JJC - chronique d'une chute annoncée


Dans une société qui valorise la compétitivité au plus haut point, il faut obligatoirement consacrer la personnalité de l'année, comme on choisit le disque ou la voiture de l'année.
Il ne s'agit pas d'évaluer le degré de vertu des candidats potentiels, mais plutôt d'identifier celui ou celle qui a le plus profondément marqué l'année. La Presse canadienne a décerné le titre à Stephen Harper pour une deuxième année consécutive, même s'il a bafoué les institutions politiques canadiennes aussi allègrement que la Convention de Genève sur les prisonniers de guerre. Sans parler de sa parfaite indifférence aux changements climatiques qui menacent la planète.

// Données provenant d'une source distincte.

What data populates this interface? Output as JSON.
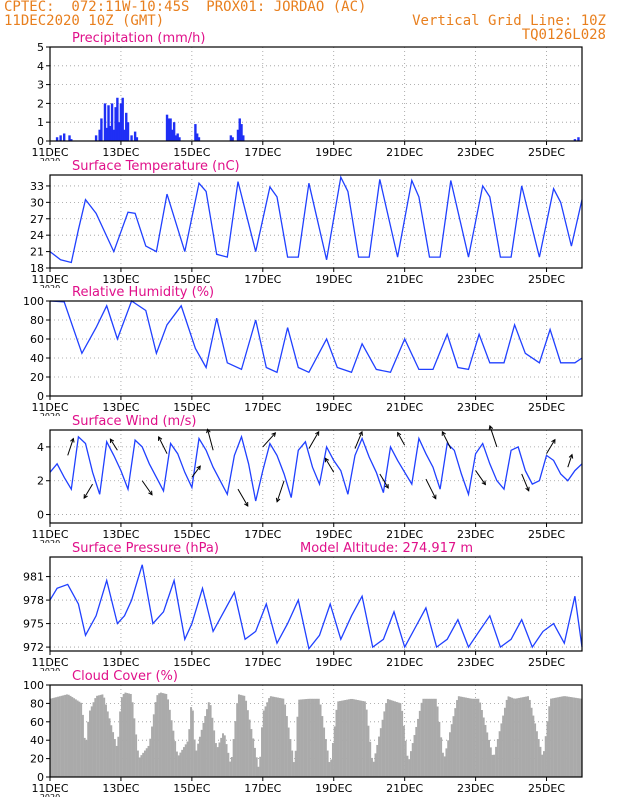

Le magazine Time a préféré à Barack Obama, choisi l'an dernier, le président de la Réserve fédérale américaine, Ben Bernanke, pour sa bonne gestion de la crise économique. En 2007, le récipiendaire a été Vladimir Poutine. C'est dire à quel point la vertu n'est pas un critère déterminant. En 1938, Time avait même honoré Adolf Hitler.
Chez nous, Jean Charest pourrait sembler un candidat logique, même s'il n'a pas été aussi impressionnant qu'en 2008. Après tout, le Québec s'est mieux tiré de la récession que les autres provinces.
Il y a cependant une grande différence entre MM. Harper et Charest. On peut reprocher bien des choses au premier, mais certainement pas sa passivité, tandis que le second préfère généralement le surf à la véritable action.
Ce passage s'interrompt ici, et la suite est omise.